Irene, deselerdi, Irene, öldüğün zaman, deselerdi.
İstanbullu bir kadın,
hem de hiç tanımadığın,
ağlayacak arkandan,
deselerdi, şaşardı…”
Bu satırlar, İstanbul’da eşine özlem dolu mektup yazan bir kadının kaleminden çıktı. Satırlarda bahsi geçen Irene, bilim ile uğraşan bir kadındı. 1956 yılının ilkbaharında ölmüştü. Erkek egemen bir alanda zorluklarla baş etmiş ve Nobel ödülü kazanan ikinci kadın olarak adını tarihe yazdırmıştı. Bu yüzden hasret içiren bir mektubun içinde bile kendine yer bulabilmişti.
Günümüz iş dünyasında da kadınların erkeklere oranla daha fazla zorluk ile mücadele ettiği bir gerçek. Bu düşünüldüğünde Irene’nin yaklaşık 100 yıl önce verdiği mücadelenin önemi daha iyi anlaşılabilir. Ancak tüm bunlara rağmen onun oldukça şanslı olduğunu da söyleyebiliriz.
Çünkü Irene’yi zorluklara karşı bu denli dirayetli kılabilecek olan rol model hemen onun yanı başındaydı. Bu rol model annesiydi. Annesi onun karşılaştığı zorlukların çok daha fazlası ile baş etmek zorunda kalmıştı. Örneğin annesi, çok başarılı bir öğrenci olmasına rağmen kadınların üniversiteye alınmadığı bir ülkede büyümüştü. Buna rağmen 24 yaşında da olsa yurt dışına çıkmış ve üniversiteye başlamanın bir yolunu bulabilmişti. Üniversiteye başlamakla yetinmemiş akademik anlamda inanılmaz bir başarı göstermişti. Akademik unvanlara ve laboratuvarlara erişimi erkekler kadar kolay olmasa da yılmadan çalışmıştı.
Ve sonunda Nobel’i kazanan ilk kadın unvanını o elde etmişti. Nobel’i kazanmıştı ama kürsüden konuşmasına izin verilmemişti. Bu tarz kısıtlamalar hiçbir zaman için onu yıldırmaya yetmedi. Çalışmaya devam ederek profesör unvanını aldı. Bu da bir ilkti. Daha önce hiçbir kadın bunu başaramamıştı. Bununla da yetinmeyip 8 yıl sonra başka bir dalda tekrar Nobel ödülünü kazandı. İki dalda Nobel ödülü kazan tek kişi oydu. Irene’nin annesi, Marie Curie!
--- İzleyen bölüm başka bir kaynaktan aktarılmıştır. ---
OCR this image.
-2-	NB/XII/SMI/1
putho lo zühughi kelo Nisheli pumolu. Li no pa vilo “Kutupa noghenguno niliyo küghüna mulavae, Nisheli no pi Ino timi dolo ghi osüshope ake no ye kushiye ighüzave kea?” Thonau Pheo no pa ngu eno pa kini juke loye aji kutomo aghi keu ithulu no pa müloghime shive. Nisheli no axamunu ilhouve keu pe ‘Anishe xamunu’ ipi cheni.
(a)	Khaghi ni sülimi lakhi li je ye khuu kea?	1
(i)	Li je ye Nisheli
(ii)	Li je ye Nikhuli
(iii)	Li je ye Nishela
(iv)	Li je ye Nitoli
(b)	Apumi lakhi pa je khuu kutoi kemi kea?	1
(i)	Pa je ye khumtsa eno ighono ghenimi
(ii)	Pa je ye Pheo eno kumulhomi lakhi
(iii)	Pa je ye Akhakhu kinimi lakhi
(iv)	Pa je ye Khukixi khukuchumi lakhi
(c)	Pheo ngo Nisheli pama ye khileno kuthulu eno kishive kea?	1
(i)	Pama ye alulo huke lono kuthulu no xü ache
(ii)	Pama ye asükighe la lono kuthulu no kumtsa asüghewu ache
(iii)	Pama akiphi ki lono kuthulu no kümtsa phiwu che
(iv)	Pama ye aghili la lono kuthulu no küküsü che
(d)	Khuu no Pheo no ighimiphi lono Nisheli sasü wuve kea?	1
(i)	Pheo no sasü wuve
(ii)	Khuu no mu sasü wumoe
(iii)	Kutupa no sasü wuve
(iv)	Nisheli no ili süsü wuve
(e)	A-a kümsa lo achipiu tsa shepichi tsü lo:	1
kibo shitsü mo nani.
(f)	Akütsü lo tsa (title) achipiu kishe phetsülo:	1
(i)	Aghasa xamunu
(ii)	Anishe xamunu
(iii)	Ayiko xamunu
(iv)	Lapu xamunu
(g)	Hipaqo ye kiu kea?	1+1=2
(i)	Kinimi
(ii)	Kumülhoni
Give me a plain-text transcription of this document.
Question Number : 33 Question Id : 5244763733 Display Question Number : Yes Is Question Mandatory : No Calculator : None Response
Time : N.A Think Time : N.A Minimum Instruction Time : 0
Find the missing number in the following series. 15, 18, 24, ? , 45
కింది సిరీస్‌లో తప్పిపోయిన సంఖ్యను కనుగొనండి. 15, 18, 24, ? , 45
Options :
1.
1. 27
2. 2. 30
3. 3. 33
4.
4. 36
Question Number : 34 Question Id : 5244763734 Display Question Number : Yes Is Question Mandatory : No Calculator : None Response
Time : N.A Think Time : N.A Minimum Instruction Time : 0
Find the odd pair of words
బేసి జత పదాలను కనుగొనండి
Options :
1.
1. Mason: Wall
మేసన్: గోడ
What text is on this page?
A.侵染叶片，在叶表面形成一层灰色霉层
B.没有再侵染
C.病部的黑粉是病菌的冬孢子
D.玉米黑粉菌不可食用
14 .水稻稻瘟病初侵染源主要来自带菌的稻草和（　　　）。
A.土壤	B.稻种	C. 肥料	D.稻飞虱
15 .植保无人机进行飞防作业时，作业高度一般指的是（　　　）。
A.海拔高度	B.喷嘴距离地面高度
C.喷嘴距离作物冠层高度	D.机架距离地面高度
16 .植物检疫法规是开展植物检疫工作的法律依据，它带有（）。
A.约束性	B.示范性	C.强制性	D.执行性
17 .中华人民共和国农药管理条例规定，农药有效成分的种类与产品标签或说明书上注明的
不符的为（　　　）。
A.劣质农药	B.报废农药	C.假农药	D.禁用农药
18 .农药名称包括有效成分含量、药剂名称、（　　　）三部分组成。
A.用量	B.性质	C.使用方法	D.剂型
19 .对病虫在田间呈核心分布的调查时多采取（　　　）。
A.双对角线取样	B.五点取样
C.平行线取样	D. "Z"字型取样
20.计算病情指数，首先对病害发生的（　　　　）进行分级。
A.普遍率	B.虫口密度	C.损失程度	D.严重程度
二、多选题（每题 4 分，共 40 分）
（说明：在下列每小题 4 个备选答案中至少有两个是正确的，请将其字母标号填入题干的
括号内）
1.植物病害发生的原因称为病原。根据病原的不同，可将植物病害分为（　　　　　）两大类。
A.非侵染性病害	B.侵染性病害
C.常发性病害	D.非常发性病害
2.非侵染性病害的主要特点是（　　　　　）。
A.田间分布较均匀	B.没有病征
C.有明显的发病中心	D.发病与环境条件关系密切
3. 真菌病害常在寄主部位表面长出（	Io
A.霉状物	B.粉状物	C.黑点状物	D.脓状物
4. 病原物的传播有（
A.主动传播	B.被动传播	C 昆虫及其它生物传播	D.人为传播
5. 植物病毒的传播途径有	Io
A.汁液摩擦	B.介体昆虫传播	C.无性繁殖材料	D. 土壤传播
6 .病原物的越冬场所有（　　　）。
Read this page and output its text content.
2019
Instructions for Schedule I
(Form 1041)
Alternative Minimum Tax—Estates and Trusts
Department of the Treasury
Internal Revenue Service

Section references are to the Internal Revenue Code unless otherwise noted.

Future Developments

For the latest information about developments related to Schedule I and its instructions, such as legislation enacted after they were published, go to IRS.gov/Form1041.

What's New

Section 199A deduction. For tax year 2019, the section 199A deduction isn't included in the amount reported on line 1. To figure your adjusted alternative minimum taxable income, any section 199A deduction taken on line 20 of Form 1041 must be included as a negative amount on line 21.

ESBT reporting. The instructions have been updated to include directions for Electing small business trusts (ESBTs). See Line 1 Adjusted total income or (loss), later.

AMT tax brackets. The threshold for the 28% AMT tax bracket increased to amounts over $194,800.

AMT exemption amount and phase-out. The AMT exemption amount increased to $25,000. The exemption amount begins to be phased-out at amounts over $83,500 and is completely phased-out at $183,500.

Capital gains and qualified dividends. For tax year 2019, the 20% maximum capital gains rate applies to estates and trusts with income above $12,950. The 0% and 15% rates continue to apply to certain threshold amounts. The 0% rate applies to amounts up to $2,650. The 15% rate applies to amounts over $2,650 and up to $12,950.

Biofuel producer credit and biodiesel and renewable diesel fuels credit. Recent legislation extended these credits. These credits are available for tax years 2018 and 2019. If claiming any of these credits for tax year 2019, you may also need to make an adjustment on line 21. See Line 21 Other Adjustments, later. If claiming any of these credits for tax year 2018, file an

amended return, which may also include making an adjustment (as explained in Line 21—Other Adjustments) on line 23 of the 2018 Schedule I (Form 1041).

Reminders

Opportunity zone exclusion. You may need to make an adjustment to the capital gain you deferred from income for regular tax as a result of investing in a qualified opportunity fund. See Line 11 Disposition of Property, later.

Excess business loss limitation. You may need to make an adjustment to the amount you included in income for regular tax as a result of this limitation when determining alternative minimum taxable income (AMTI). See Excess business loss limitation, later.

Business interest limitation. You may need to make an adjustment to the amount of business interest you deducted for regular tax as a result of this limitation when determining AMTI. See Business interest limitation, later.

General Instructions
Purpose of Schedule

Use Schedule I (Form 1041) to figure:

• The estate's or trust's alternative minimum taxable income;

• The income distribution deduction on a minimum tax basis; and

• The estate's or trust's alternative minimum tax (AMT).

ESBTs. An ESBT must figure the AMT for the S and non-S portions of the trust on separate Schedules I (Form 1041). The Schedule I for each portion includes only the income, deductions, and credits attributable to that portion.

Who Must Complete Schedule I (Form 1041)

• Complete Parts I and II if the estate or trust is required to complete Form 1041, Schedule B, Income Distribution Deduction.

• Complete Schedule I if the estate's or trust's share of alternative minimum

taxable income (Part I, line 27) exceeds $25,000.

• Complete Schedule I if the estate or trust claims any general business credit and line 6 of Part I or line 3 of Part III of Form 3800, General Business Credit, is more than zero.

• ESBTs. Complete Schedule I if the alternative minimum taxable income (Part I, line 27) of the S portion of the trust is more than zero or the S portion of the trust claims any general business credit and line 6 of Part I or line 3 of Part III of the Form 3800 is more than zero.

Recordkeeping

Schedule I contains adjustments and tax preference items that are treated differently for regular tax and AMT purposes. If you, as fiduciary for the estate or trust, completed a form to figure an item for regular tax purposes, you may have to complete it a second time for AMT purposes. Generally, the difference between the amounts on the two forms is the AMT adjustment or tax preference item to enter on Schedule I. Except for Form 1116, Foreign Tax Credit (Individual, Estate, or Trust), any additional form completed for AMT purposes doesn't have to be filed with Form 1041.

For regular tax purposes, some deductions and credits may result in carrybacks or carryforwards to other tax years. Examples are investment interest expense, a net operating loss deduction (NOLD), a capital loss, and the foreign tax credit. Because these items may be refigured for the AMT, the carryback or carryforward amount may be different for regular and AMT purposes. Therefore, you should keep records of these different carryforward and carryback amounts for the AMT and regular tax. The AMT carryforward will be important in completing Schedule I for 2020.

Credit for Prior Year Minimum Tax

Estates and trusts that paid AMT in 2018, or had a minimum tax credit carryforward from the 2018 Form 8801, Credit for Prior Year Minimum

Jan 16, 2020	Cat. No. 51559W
İşte Irene böyle bir annenin kızıydı. Bu yüzden şanslıydı. Annesi mücadeleden yılmayan bir akademik dehaydı. Bilimi zorluklar içinde aşk ile yapıyordu.
Bir röportajında ekonomik durumlarını şu şekilde açıklamıştı Marie Curie.
“2 çocukla beraber yaşamak ve bir yandan da ticari kaygı gütmeden bilimsel araştırmalar yapmak bizi ekonomik olarak oldukça yıpratmıştı.”
Maddi sorunlara rağmen bilimsel keşfi olan radyum elementinin patentini almayı reddetmiş ve patent tekliflerine ise şöyle cevap vermişti:
“Radyum bir elementtir, herkesin malıdır. Nasıl bir kişiye ait olabilir?”
Zorlukların üstünden gelmesi, ilkleri yaşaması ve buluşları ile Marie Curie’nin kadın olarak akla gelen ilk bilim insanı olduğunu söyleyebiliriz. Ancak dönemin medyası onun başarılarından ziyade özel hayatını sürekli manşetlere taşımıştı.
O ise tüm bunlara şu şekilde cevap vermişti:
“İnsanlar konusunda daha az, fikirler konusunda daha çok meraklı olun.”